By Cal Evans November 07, 2014
Backups are important, right? We all know that. Even so, every time we hit a problem with a website, a server, or a device, we think, I probably need to do regular backups.
If you are still wondering, then yes, you do need to make regular backups. This is vitally important to your web site and something you shouldn't assume your host is doing. If you are not doing regular backups: stop now, shut everything else down, read this article and then setup your backups. It is that important.
Forward thinking infrastructure partners like Pantheon provide an option to make backups from the control panel. If your infrastrcuture partner does not provide this service, or you manage your own platform, this article is for you.
Note: If you are a Pantheon customer, skip this entire article. Instead, just spend two minutes checking your dashboard to make sure you are backing up your website, and another five minutes restoring one to development. It worked? Of course it did. Now you're done. Go play some Minecraft. Everybody else, let's get busy.
It sounds so easy, right? Just make a backup. So few sites actually do this, or worse yet, do it correctly. It is so easy that it is really low hanging fruit. As of this writing, there are 600+ plugins with the word backup in it. One of those will surely do the job for you.
What to Backup
You do not need to backup everything. Most of the time, when developers create a backup system, we filter out a lot of files that are either fluff—ones that can easily be recreated—or can be downloaded elsewhere. The important files you need to download on a regular basis are all contained in your wp-content directory. The one major exception to this is your wp-config.php file. Your wp-config file is located in the root directory of your blog. It is vital to your blog and needs to be backed up.

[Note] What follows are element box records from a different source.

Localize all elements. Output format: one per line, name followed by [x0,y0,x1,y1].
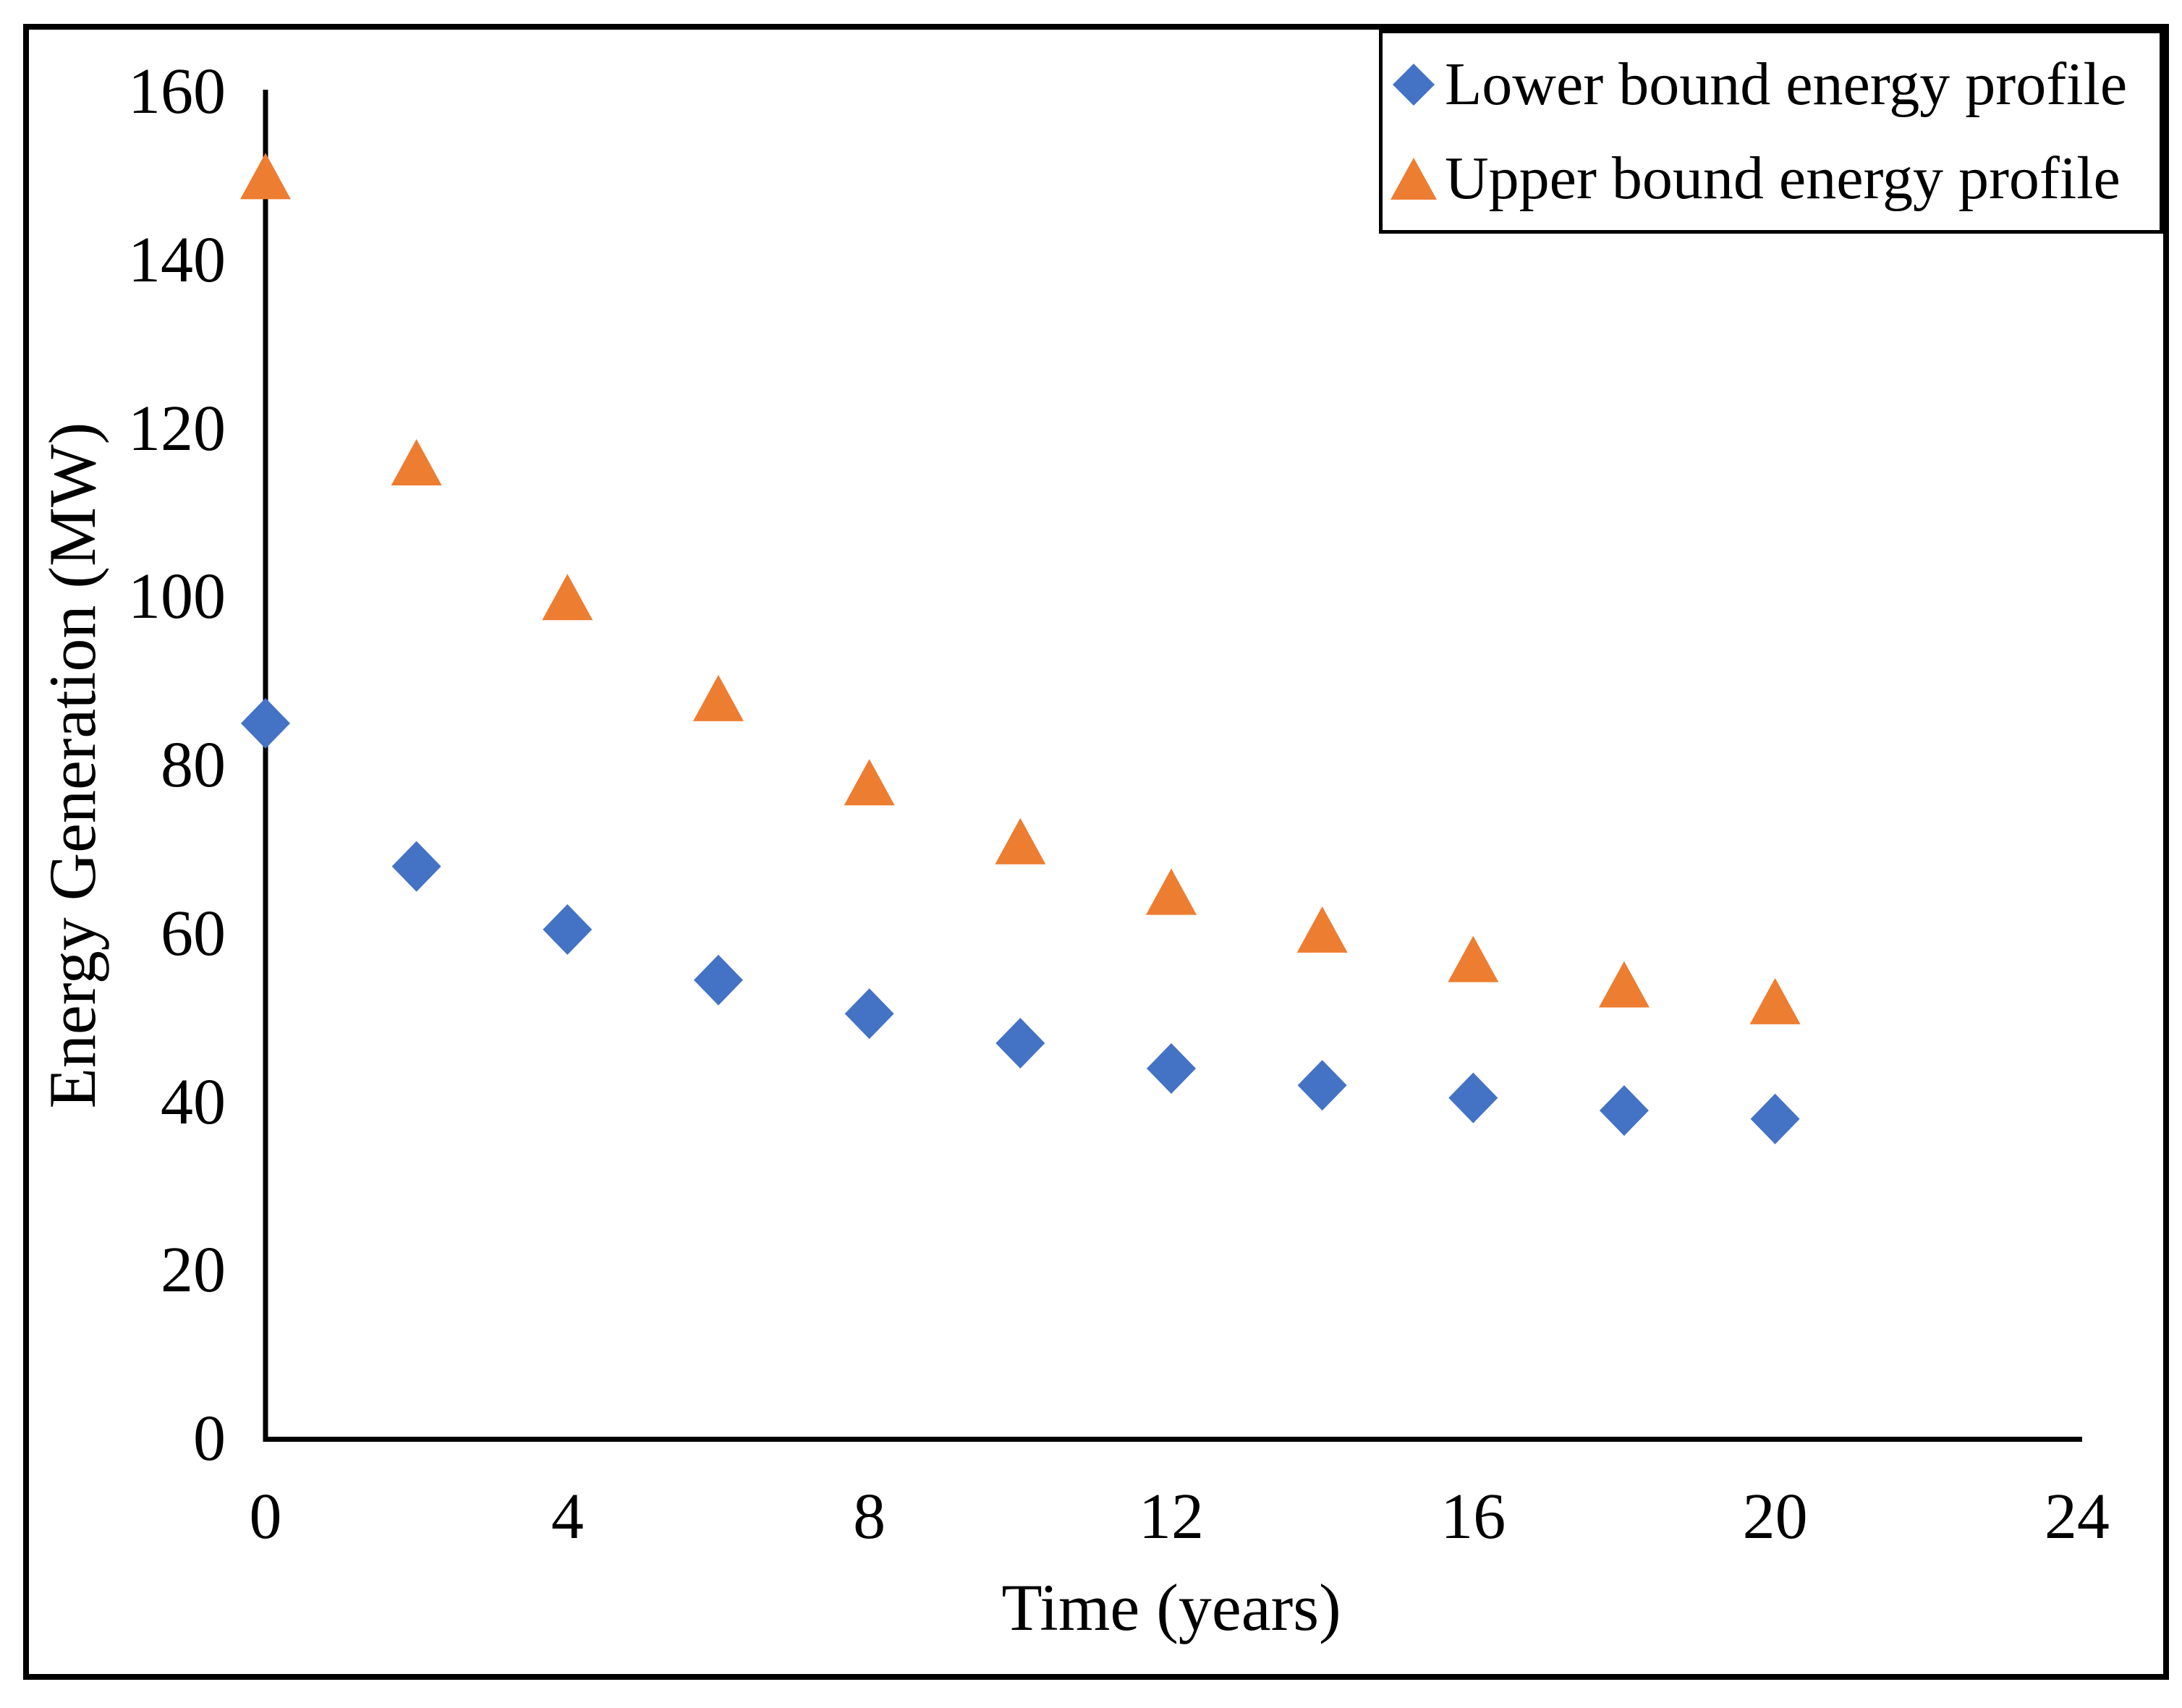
data-point-lower-bound [1750,1093,1800,1144]
x-tick-label: 12 [1138,1481,1204,1552]
triangle-marker-icon [1391,158,1437,200]
legend-label-lower-bound: Lower bound energy profile [1445,51,2128,118]
data-point-upper-bound [1296,906,1348,953]
data-point-lower-bound [391,841,441,892]
data-point-lower-bound [693,954,743,1006]
y-axis-title: Energy Generation (MW) [35,422,109,1109]
legend-item-upper-bound: Upper bound energy profile [1388,148,2160,209]
y-tick-label: 20 [161,1234,226,1307]
data-point-lower-bound [1599,1085,1649,1136]
y-tick-label: 100 [128,561,226,633]
legend-item-lower-bound: Lower bound energy profile [1388,54,2160,115]
x-tick-label: 24 [2044,1481,2110,1552]
y-tick-label: 60 [161,897,226,969]
x-tick-label: 8 [853,1481,886,1552]
data-point-lower-bound [996,1018,1045,1069]
x-tick-label: 20 [1742,1481,1808,1552]
data-point-upper-bound [542,574,593,621]
x-tick-label: 4 [551,1481,584,1552]
data-point-lower-bound [1297,1060,1347,1111]
data-point-upper-bound [240,153,291,200]
y-tick-label: 0 [193,1403,226,1474]
data-point-upper-bound [391,439,442,486]
x-tick-label: 0 [249,1481,282,1552]
data-point-lower-bound [543,904,593,955]
data-point-lower-bound [1448,1072,1498,1123]
data-point-upper-bound [1598,961,1650,1008]
data-point-lower-bound [844,988,894,1040]
data-point-upper-bound [1448,935,1499,982]
data-point-upper-bound [1749,977,1801,1024]
figure-border [23,24,2169,1680]
data-point-lower-bound [241,697,290,749]
y-tick-label: 80 [161,729,226,801]
data-point-upper-bound [692,674,744,721]
y-tick-label: 160 [128,56,226,127]
legend-label-upper-bound: Upper bound energy profile [1445,145,2121,212]
data-point-upper-bound [995,817,1046,864]
data-point-upper-bound [844,759,895,806]
data-point-lower-bound [1146,1042,1196,1094]
y-tick-label: 120 [128,392,226,464]
y-tick-label: 140 [128,224,226,296]
x-axis-title: Time (years) [1001,1571,1341,1644]
x-tick-label: 16 [1440,1481,1506,1552]
y-tick-label: 40 [161,1066,226,1138]
data-point-upper-bound [1145,868,1197,915]
diamond-marker-icon [1393,64,1435,106]
legend: Lower bound energy profile Upper bound e… [1379,30,2163,234]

Within your wp-content, there are still things you don’t need. If you see a directory named “cache”, “w3tc”, or anything that looks like a cache directory, it is safe to exclude these from your backup.

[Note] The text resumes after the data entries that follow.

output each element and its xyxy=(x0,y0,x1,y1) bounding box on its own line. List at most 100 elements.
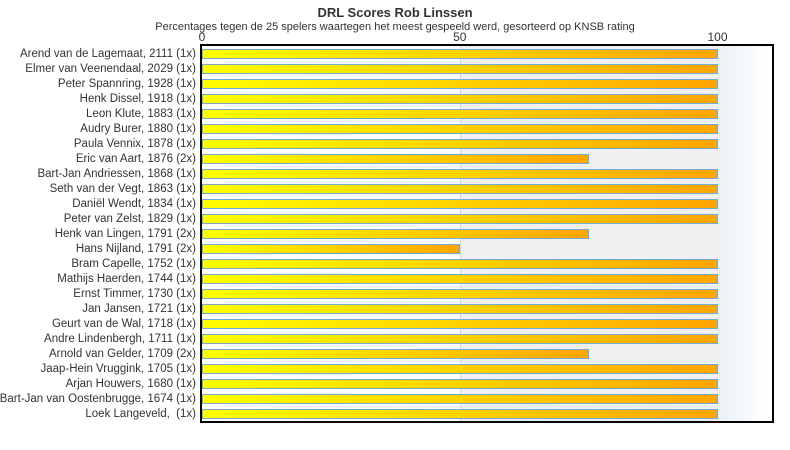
player-label: Loek Langeveld, (1x) xyxy=(85,407,196,420)
bar-row xyxy=(202,136,772,151)
player-label: Henk Dissel, 1918 (1x) xyxy=(79,92,196,105)
bar-row xyxy=(202,76,772,91)
bar xyxy=(202,363,718,374)
y-axis-label-row: Loek Langeveld, (1x) xyxy=(0,406,196,421)
bar xyxy=(202,258,718,269)
bar-row xyxy=(202,331,772,346)
player-label: Eric van Aart, 1876 (2x) xyxy=(75,152,196,165)
player-label: Arend van de Lagemaat, 2111 (1x) xyxy=(19,47,196,60)
chart-subtitle: Percentages tegen de 25 spelers waartege… xyxy=(155,21,635,33)
y-axis-label-row: Mathijs Haerden, 1744 (1x) xyxy=(0,271,196,286)
player-label: Peter van Zelst, 1829 (1x) xyxy=(63,212,196,225)
y-axis-label-row: Henk van Lingen, 1791 (2x) xyxy=(0,226,196,241)
bar-row xyxy=(202,226,772,241)
bar xyxy=(202,243,460,254)
y-axis-labels: Arend van de Lagemaat, 2111 (1x) Elmer va… xyxy=(0,46,196,421)
player-label: Mathijs Haerden, 1744 (1x) xyxy=(57,272,196,285)
player-label: Andre Lindenbergh, 1711 (1x) xyxy=(44,332,196,345)
bar xyxy=(202,213,718,224)
y-axis-label-row: Ernst Timmer, 1730 (1x) xyxy=(0,286,196,301)
player-label: Jaap-Hein Vruggink, 1705 (1x) xyxy=(40,362,196,375)
player-label: Seth van der Vegt, 1863 (1x) xyxy=(49,182,196,195)
y-axis-label-row: Arjan Houwers, 1680 (1x) xyxy=(0,376,196,391)
bar-row xyxy=(202,271,772,286)
bar xyxy=(202,168,718,179)
bar-row xyxy=(202,256,772,271)
player-label: Arjan Houwers, 1680 (1x) xyxy=(65,377,196,390)
player-label: Daniël Wendt, 1834 (1x) xyxy=(72,197,196,210)
bar xyxy=(202,123,718,134)
bar-row xyxy=(202,121,772,136)
chart-title: DRL Scores Rob Linssen xyxy=(317,5,473,20)
bar-row xyxy=(202,211,772,226)
bar-row xyxy=(202,406,772,421)
bar xyxy=(202,378,718,389)
y-axis-label-row: Jan Jansen, 1721 (1x) xyxy=(0,301,196,316)
y-axis-label-row: Henk Dissel, 1918 (1x) xyxy=(0,91,196,106)
player-label: Hans Nijland, 1791 (2x) xyxy=(75,242,196,255)
bar xyxy=(202,303,718,314)
bar xyxy=(202,183,718,194)
x-axis: 0 50 100 xyxy=(0,30,790,44)
bar xyxy=(202,393,718,404)
player-label: Paula Vennix, 1878 (1x) xyxy=(73,137,196,150)
bar-row xyxy=(202,346,772,361)
bar-row xyxy=(202,61,772,76)
x-axis-tick-label: 50 xyxy=(453,30,467,44)
player-label: Ernst Timmer, 1730 (1x) xyxy=(73,287,196,300)
bar-row xyxy=(202,241,772,256)
y-axis-label-row: Daniël Wendt, 1834 (1x) xyxy=(0,196,196,211)
bar xyxy=(202,108,718,119)
y-axis-label-row: Leon Klute, 1883 (1x) xyxy=(0,106,196,121)
y-axis-label-row: Geurt van de Wal, 1718 (1x) xyxy=(0,316,196,331)
bar xyxy=(202,333,718,344)
bar xyxy=(202,348,589,359)
bar-row xyxy=(202,361,772,376)
bar xyxy=(202,153,589,164)
y-axis-label-row: Andre Lindenbergh, 1711 (1x) xyxy=(0,331,196,346)
bar xyxy=(202,318,718,329)
player-label: Jan Jansen, 1721 (1x) xyxy=(82,302,196,315)
player-label: Geurt van de Wal, 1718 (1x) xyxy=(51,317,196,330)
bar xyxy=(202,48,718,59)
player-label: Leon Klute, 1883 (1x) xyxy=(86,107,196,120)
bar-row xyxy=(202,106,772,121)
y-axis-label-row: Hans Nijland, 1791 (2x) xyxy=(0,241,196,256)
player-label: Audry Burer, 1880 (1x) xyxy=(80,122,196,135)
bar-row xyxy=(202,391,772,406)
y-axis-label-row: Bart-Jan Andriessen, 1868 (1x) xyxy=(0,166,196,181)
y-axis-label-row: Peter Spannring, 1928 (1x) xyxy=(0,76,196,91)
player-label: Henk van Lingen, 1791 (2x) xyxy=(54,227,196,240)
bar-row xyxy=(202,166,772,181)
bar-row xyxy=(202,46,772,61)
y-axis-label-row: Audry Burer, 1880 (1x) xyxy=(0,121,196,136)
bar xyxy=(202,273,718,284)
bar-row xyxy=(202,301,772,316)
bar-row xyxy=(202,91,772,106)
player-label: Bram Capelle, 1752 (1x) xyxy=(71,257,196,270)
y-axis-label-row: Elmer van Veenendaal, 2029 (1x) xyxy=(0,61,196,76)
bar-row xyxy=(202,151,772,166)
x-axis-tick-label: 100 xyxy=(707,30,728,44)
y-axis-label-row: Eric van Aart, 1876 (2x) xyxy=(0,151,196,166)
bar xyxy=(202,78,718,89)
x-axis-tick-label: 0 xyxy=(198,30,206,44)
background-band-beyond-100 xyxy=(717,46,772,421)
y-axis-label-row: Bart-Jan van Oostenbrugge, 1674 (1x) xyxy=(0,391,196,406)
y-axis-label-row: Peter van Zelst, 1829 (1x) xyxy=(0,211,196,226)
player-label: Arnold van Gelder, 1709 (2x) xyxy=(48,347,196,360)
player-label: Bart-Jan van Oostenbrugge, 1674 (1x) xyxy=(0,392,196,405)
player-label: Elmer van Veenendaal, 2029 (1x) xyxy=(25,62,196,75)
y-axis-label-row: Bram Capelle, 1752 (1x) xyxy=(0,256,196,271)
plot-area xyxy=(200,44,774,423)
bar-row xyxy=(202,286,772,301)
bar xyxy=(202,63,718,74)
y-axis-label-row: Jaap-Hein Vruggink, 1705 (1x) xyxy=(0,361,196,376)
y-axis-label-row: Arend van de Lagemaat, 2111 (1x) xyxy=(0,46,196,61)
bar xyxy=(202,228,589,239)
bar xyxy=(202,93,718,104)
bar-row xyxy=(202,181,772,196)
bar-row xyxy=(202,376,772,391)
bar-row xyxy=(202,316,772,331)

You can, however, back all of your files up (WordPress core, plugins, themes, caches, etc.). A backup containing all of your files will be considerably larger than a selective backup. However, a full backup is much easier to restore, should you need to.
What Not to Backup
Any file ending in:
This isn’t an exhaustive list but it’s a good start. These are either archive files or temp files. Neither are part of most WordPress sites. You may find that you have many “tar balls” sprinkled throughout your directory structure. My advice is to consult with a developer before deleting these files. If you don’t have a developer, or just can’t wait, then copy them somewhere safe and then delete them one at a time. After deleting each file, wait. Use your site for a few days. See if anything has changed. If nothing has broken, move on to the next file.
For most blogs, your database is going to change more than anything else on your site. Keeping it backed up will go a long way to keeping your site safe. If all you do is back up your database, should something happen you can still quickly get back up and limping along. It’s not optimal but it's better than nothing.
One quick and easy way to keep your database backed up is to use a tool like wp-db-backup. This plugin requires no technical knowledge whatsoever to install and configure. Once you have it installed and activated, give it your email address. Then, on the schedule you have set, it will email you a dump of your site’s database. You now have off-site backups of the most precious thing about your site, the database.
Here is a quick tip. Do you use gmail? Have wp-db-backup email the backups to your gmail account. Next, set a rule in gmail to automatically delete them as they're delivered. Gmail will not empty the trash for 30 days. If you do this every night, you will have a rolling 30-day backup of your database without having to lift a finger.
Do not just backup your site to the server you are running your site on. If the hard drive crashes—and they do—you lose the whole thing. Instead of a website, or a backup you can restore from, you have a smoking crater where your site used to be. Off-site is the only acceptable option.
There are plugins that will back your site and database up for you. If you subscribe to the service, they will also move the backups off to their server for safe keeping. You may want to research some of these services. You can however, with a little creativity and an hour or so of a developer’s time, create a solution that works for you.
That is exactly what I have done. It took me less than an hour to write a script that runs every night on my server. This script backs up only the files I absolutely need. I can download WordPress Core anytime I want. However, a dump of my database, my wp-config file, and my wp-content directory are all irreplaceable.
These nightly backups are automatically downloaded to my personal server for safe keeping. They are rotated out after thirty days. They are small enough so that I have room for ten times that number, but thirty days seems like a good compromise.
Test Your Backups!
Once a quarter, every six months, however often you think is necessary, run through your emergency restore drill.
DO NOT DO THIS ON YOUR PRODUCTION SERVER.
Use your development server. If you don’t have one, rent an Amazon EC2 Micro instance for a day. Whatever you need to do, test your procedure.
If you do not have a procedure for restoring your backup, get one. If you are using a backup plugin, chances are good that they have a restore option. Test it. Write down exactly what you have to do to restore your site from a backup. Test this procedure on a regular basis.
If you have hired a developer to roll your own backup solution, make sure that they provide you with explicit instructions. Hand them to a different developer and ask them to follow them to restore your site on a backup server. If they can’t follow them, get the instructions clarified until the second developer can follow them.
Remember this always:
“You do not have a valid website backup strategy until you have a tested recovery plan.”